Aux côtés des habituels Bikutsi et Makossa, Donny Elwood, chanteur- compositeur et guitariste apparaît comme un ovni dans la tradition musicale camerounaise. Ses chansons ne sont pas faites pour danser, mais seraient plutôt des “chants à penser”. Ce gavroche des faubourgs de Yaoundé (Cameroun), qui gueule à qui veut bien l’entendre : “On m’appelle Monsieur alère, Tonton Misère”, la guitare en bandoulière et son indécollable chapeau crânement enfoncé sur sa tête, il manie la langue française avec autant de dextérité qu’un chirurgien son scalpel. Mix de Brassens, de Dutronc et de Francis Bebey, cet enfant du colonialisme transforme les mots qu’on lui a appris en des armes redoutables, renversant les préjugés.
Dans ses chansons, il accule l’Homme jusque dans ses dernières défenses : corruption, impuissance, misère… Tout est objet à plaisanterie et rien n’échappe au regard acerbe de Mr Elwood, de son vrai nom Ella Owoudou Albert Dieudonné. Né en 1968 à Ebelowa (Sud-Cameroun), ce jouisseur des mots a aussi été comédien (Les Nul’ Art) et réalisateur, avant de se lancer dans la chanson, où là encore, il met à profit son plaisir de jouer. Sur scène, il exulte, il s’amuse, il échange avec le public…

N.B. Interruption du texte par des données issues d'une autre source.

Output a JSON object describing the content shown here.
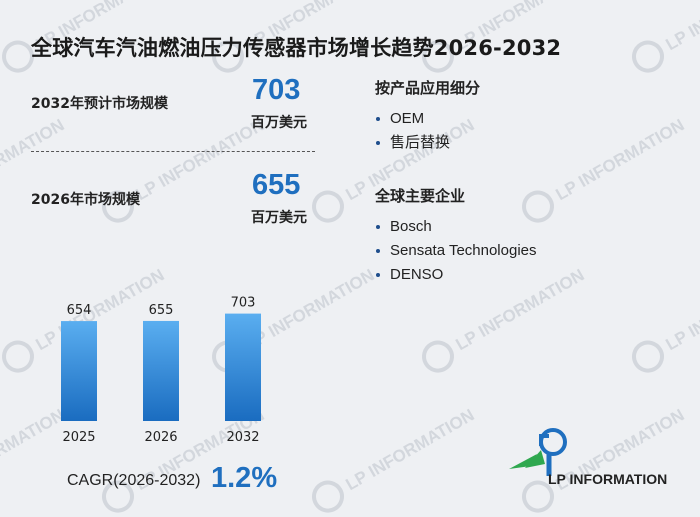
{
  "title": "全球汽车汽油燃油压力传感器市场增长趋势2026-2032",
  "metrics": [
    {
      "label": "2032年预计市场规模",
      "value": "703",
      "unit": "百万美元"
    },
    {
      "label": "2026年市场规模",
      "value": "655",
      "unit": "百万美元"
    }
  ],
  "segments": {
    "heading": "按产品应用细分",
    "items": [
      "OEM",
      "售后替换"
    ]
  },
  "companies": {
    "heading": "全球主要企业",
    "items": [
      "Bosch",
      "Sensata Technologies",
      "DENSO"
    ]
  },
  "cagr": {
    "label": "CAGR(2026-2032)",
    "value": "1.2%"
  },
  "logo": {
    "text": "LP INFORMATION",
    "watermark": "LP INFORMATION"
  },
  "colors": {
    "accent": "#1f6fbf",
    "bar_top": "#5aaef0",
    "bar_bottom": "#1a6cc0"
  },
  "chart_data": {
    "type": "bar",
    "categories": [
      "2025",
      "2026",
      "2032"
    ],
    "values": [
      654,
      655,
      703
    ],
    "data_labels": [
      "654",
      "655",
      "703"
    ],
    "ylim": [
      0,
      720
    ],
    "grid": false,
    "legend": "none"
  }
}
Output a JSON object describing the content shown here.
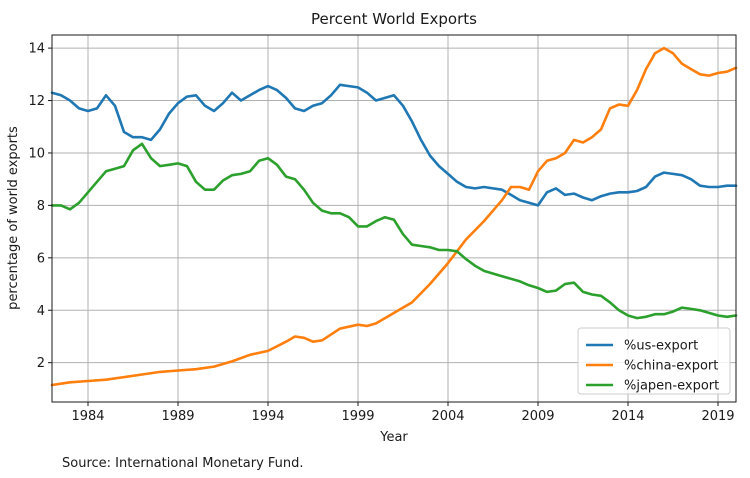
{
  "chart_data": {
    "type": "line",
    "title": "Percent World Exports",
    "xlabel": "Year",
    "ylabel": "percentage of world exports",
    "xlim": [
      1982,
      2020
    ],
    "ylim": [
      0.5,
      14.5
    ],
    "xticks": [
      1984,
      1989,
      1994,
      1999,
      2004,
      2009,
      2014,
      2019
    ],
    "yticks": [
      2,
      4,
      6,
      8,
      10,
      12,
      14
    ],
    "grid": true,
    "legend_position": "bottom-right",
    "series": [
      {
        "name": "%us-export",
        "color": "#1f77b4",
        "x": [
          1982,
          1982.5,
          1983,
          1983.5,
          1984,
          1984.5,
          1985,
          1985.5,
          1986,
          1986.5,
          1987,
          1987.5,
          1988,
          1988.5,
          1989,
          1989.5,
          1990,
          1990.5,
          1991,
          1991.5,
          1992,
          1992.5,
          1993,
          1993.5,
          1994,
          1994.5,
          1995,
          1995.5,
          1996,
          1996.5,
          1997,
          1997.5,
          1998,
          1998.5,
          1999,
          1999.5,
          2000,
          2000.5,
          2001,
          2001.5,
          2002,
          2002.5,
          2003,
          2003.5,
          2004,
          2004.5,
          2005,
          2005.5,
          2006,
          2006.5,
          2007,
          2007.5,
          2008,
          2008.5,
          2009,
          2009.5,
          2010,
          2010.5,
          2011,
          2011.5,
          2012,
          2012.5,
          2013,
          2013.5,
          2014,
          2014.5,
          2015,
          2015.5,
          2016,
          2016.5,
          2017,
          2017.5,
          2018,
          2018.5,
          2019,
          2019.5,
          2020
        ],
        "values": [
          12.3,
          12.2,
          12.0,
          11.7,
          11.6,
          11.7,
          12.2,
          11.8,
          10.8,
          10.6,
          10.6,
          10.5,
          10.9,
          11.5,
          11.9,
          12.15,
          12.2,
          11.8,
          11.6,
          11.9,
          12.3,
          12.0,
          12.2,
          12.4,
          12.55,
          12.4,
          12.1,
          11.7,
          11.6,
          11.8,
          11.9,
          12.2,
          12.6,
          12.55,
          12.5,
          12.3,
          12.0,
          12.1,
          12.2,
          11.8,
          11.2,
          10.5,
          9.9,
          9.5,
          9.2,
          8.9,
          8.7,
          8.65,
          8.7,
          8.65,
          8.6,
          8.4,
          8.2,
          8.1,
          8.0,
          8.5,
          8.65,
          8.4,
          8.45,
          8.3,
          8.2,
          8.35,
          8.45,
          8.5,
          8.5,
          8.55,
          8.7,
          9.1,
          9.25,
          9.2,
          9.15,
          9.0,
          8.75,
          8.7,
          8.7,
          8.75,
          8.75
        ]
      },
      {
        "name": "%china-export",
        "color": "#ff7f0e",
        "x": [
          1982,
          1983,
          1984,
          1985,
          1986,
          1987,
          1988,
          1989,
          1990,
          1991,
          1992,
          1993,
          1994,
          1995,
          1995.5,
          1996,
          1996.5,
          1997,
          1998,
          1999,
          1999.5,
          2000,
          2001,
          2002,
          2003,
          2004,
          2005,
          2006,
          2007,
          2007.5,
          2008,
          2008.5,
          2009,
          2009.5,
          2010,
          2010.5,
          2011,
          2011.5,
          2012,
          2012.5,
          2013,
          2013.5,
          2014,
          2014.5,
          2015,
          2015.5,
          2016,
          2016.5,
          2017,
          2017.5,
          2018,
          2018.5,
          2019,
          2019.5,
          2020
        ],
        "values": [
          1.15,
          1.25,
          1.3,
          1.35,
          1.45,
          1.55,
          1.65,
          1.7,
          1.75,
          1.85,
          2.05,
          2.3,
          2.45,
          2.8,
          3.0,
          2.95,
          2.8,
          2.85,
          3.3,
          3.45,
          3.4,
          3.5,
          3.9,
          4.3,
          5.0,
          5.8,
          6.7,
          7.4,
          8.2,
          8.7,
          8.7,
          8.6,
          9.3,
          9.7,
          9.8,
          10.0,
          10.5,
          10.4,
          10.6,
          10.9,
          11.7,
          11.85,
          11.8,
          12.4,
          13.2,
          13.8,
          14.0,
          13.8,
          13.4,
          13.2,
          13.0,
          12.95,
          13.05,
          13.1,
          13.25
        ]
      },
      {
        "name": "%japen-export",
        "color": "#2ca02c",
        "x": [
          1982,
          1982.5,
          1983,
          1983.5,
          1984,
          1984.5,
          1985,
          1985.5,
          1986,
          1986.5,
          1987,
          1987.5,
          1988,
          1988.5,
          1989,
          1989.5,
          1990,
          1990.5,
          1991,
          1991.5,
          1992,
          1992.5,
          1993,
          1993.5,
          1994,
          1994.5,
          1995,
          1995.5,
          1996,
          1996.5,
          1997,
          1997.5,
          1998,
          1998.5,
          1999,
          1999.5,
          2000,
          2000.5,
          2001,
          2001.5,
          2002,
          2002.5,
          2003,
          2003.5,
          2004,
          2004.5,
          2005,
          2005.5,
          2006,
          2007,
          2008,
          2008.5,
          2009,
          2009.5,
          2010,
          2010.5,
          2011,
          2011.5,
          2012,
          2012.5,
          2013,
          2013.5,
          2014,
          2014.5,
          2015,
          2015.5,
          2016,
          2016.5,
          2017,
          2017.5,
          2018,
          2018.5,
          2019,
          2019.5,
          2020
        ],
        "values": [
          8.0,
          8.0,
          7.85,
          8.1,
          8.5,
          8.9,
          9.3,
          9.4,
          9.5,
          10.1,
          10.35,
          9.8,
          9.5,
          9.55,
          9.6,
          9.5,
          8.9,
          8.6,
          8.6,
          8.95,
          9.15,
          9.2,
          9.3,
          9.7,
          9.8,
          9.55,
          9.1,
          9.0,
          8.6,
          8.1,
          7.8,
          7.7,
          7.7,
          7.55,
          7.2,
          7.2,
          7.4,
          7.55,
          7.45,
          6.9,
          6.5,
          6.45,
          6.4,
          6.3,
          6.3,
          6.25,
          5.95,
          5.7,
          5.5,
          5.3,
          5.1,
          4.95,
          4.85,
          4.7,
          4.75,
          5.0,
          5.05,
          4.7,
          4.6,
          4.55,
          4.3,
          4.0,
          3.8,
          3.7,
          3.75,
          3.85,
          3.85,
          3.95,
          4.1,
          4.05,
          4.0,
          3.9,
          3.8,
          3.75,
          3.8
        ]
      }
    ]
  },
  "source_note": "Source: International Monetary Fund."
}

Pygmée par ses grands-parents, Donny semble avoir hérité de son don pour la parabole des griots de sa région, les joueurs de mvet (sorte de guitare avec des calebasses comme caisse de résonance), qui utilisent les contes pour ramener hommes et femmes dans le droit chemin. Lui pourtant ne prêche pas la bonne parole, il se contente d’observer le monde. Et nous, on se régale à l’écouter nous raconter l’histoire du Cousin militaire : “Heureusement que j’ai mon cousin militaire. Quand il touche son salaire, me donne mon argent de bière. Et moi je fonce chez ma rombière, toute la nuit on s’envoie en l’air.